さらに言えば、キャリア形成できなかったり給与が低い人たちが垣根を超えて、好きなことを楽しみながら、月給で50万円以上もらえるようなビジネスモデルをつくること。それが“ソーシャルのれん分けモデル”なんです。児童養護施設の出身者や障がい者の人たちを例に挙げるとめちゃくちゃ給与水準が低いんですね。だからこそそういった人たちに向けて、LOOFで提案するビジネスモデルを届けたいっていう思いがあります。
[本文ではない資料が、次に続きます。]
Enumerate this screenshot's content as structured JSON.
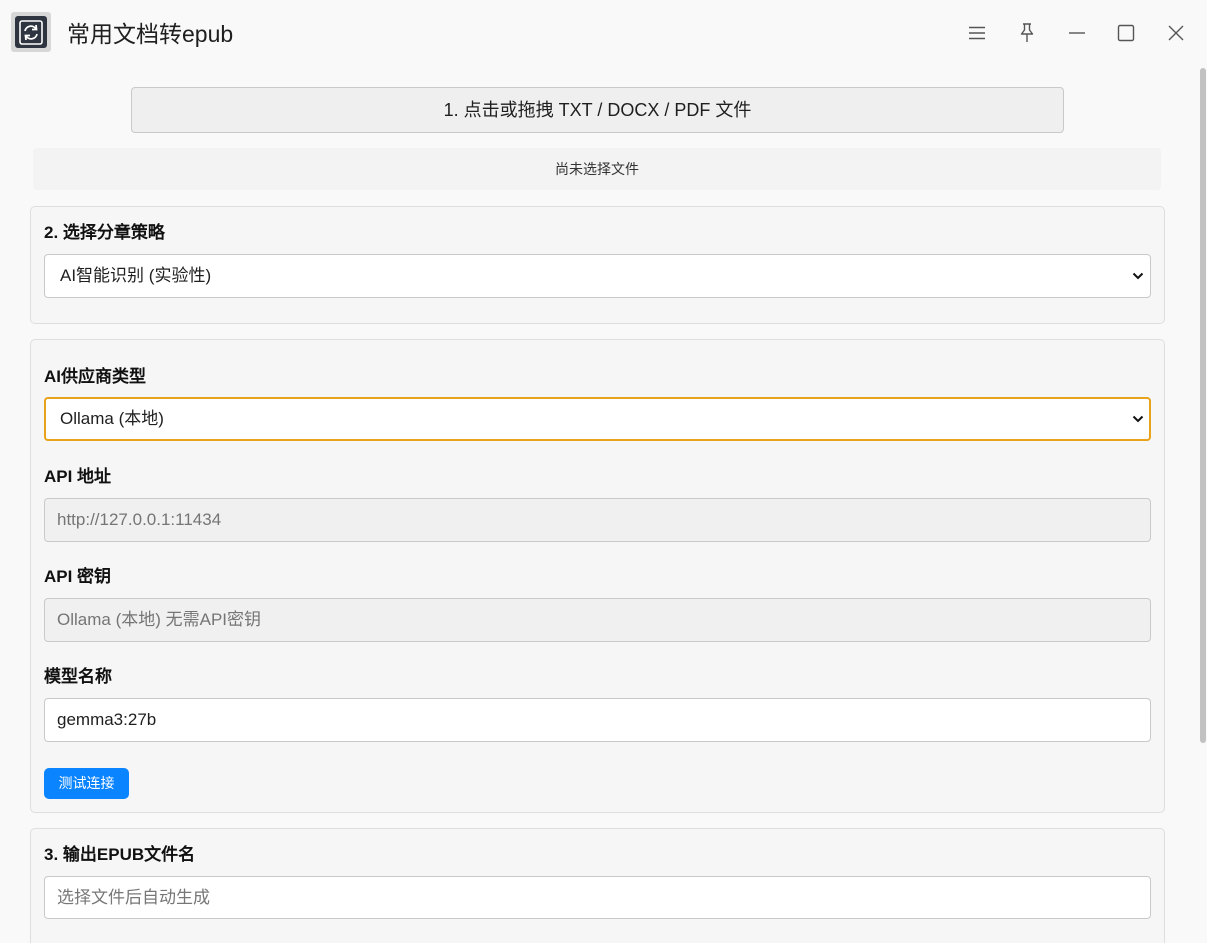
{
  "window": {
    "title": "常用文档转epub",
    "app_icon": "refresh-book-icon",
    "controls": [
      "menu-icon",
      "pin-icon",
      "minimize-icon",
      "maximize-icon",
      "close-icon"
    ]
  },
  "upload": {
    "button_label": "1. 点击或拖拽 TXT / DOCX / PDF 文件",
    "status": "尚未选择文件"
  },
  "strategy": {
    "heading": "2. 选择分章策略",
    "selected": "AI智能识别 (实验性)"
  },
  "ai": {
    "provider_label": "AI供应商类型",
    "provider_selected": "Ollama (本地)",
    "api_url_label": "API 地址",
    "api_url_value": "http://127.0.0.1:11434",
    "api_key_label": "API 密钥",
    "api_key_placeholder": "Ollama (本地) 无需API密钥",
    "model_label": "模型名称",
    "model_value": "gemma3:27b",
    "test_button": "测试连接"
  },
  "output": {
    "heading": "3. 输出EPUB文件名",
    "placeholder": "选择文件后自动生成"
  },
  "colors": {
    "accent": "#0b84ff",
    "focus_border": "#e8a31a",
    "background": "#f9f9f9"
  }
}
それらを実現していくのに重要なのは、地域で活躍できるチャレンジャーを育成することです。地方の可能性として、売り上げは小さくても利益率の高いビジネスを展開することができます。LOOFが作ろうとしている仕組みはそれなんです。家賃や固定費が都市ほどにかからないから、回転率を上げる必要がなく丁寧なサービスを提供でき、顧客の満足度も高くなる。生活文化財を救済し、再生していくことも重要なミッションです。古民家もあと10年放置してしまったら、取り壊されてしまう物件がめちゃくちゃあります。それをクリエイターの力でリブランディングをし、提供していきます。古民家だけでなく、古材を利用した商品開発も行っていく予定です。宿に付随した飲食事業も展開していきたいです。


仕組みとやりたいことを両立させるモデルをいっぱい作っていきたいと思っています。具体的には古民家再生を3年で50棟作るのを目標に、それをのれん分けして宿だけでなくいろんな企業や職種とタイアップして、10年で10業種100人独立させたいと思っています。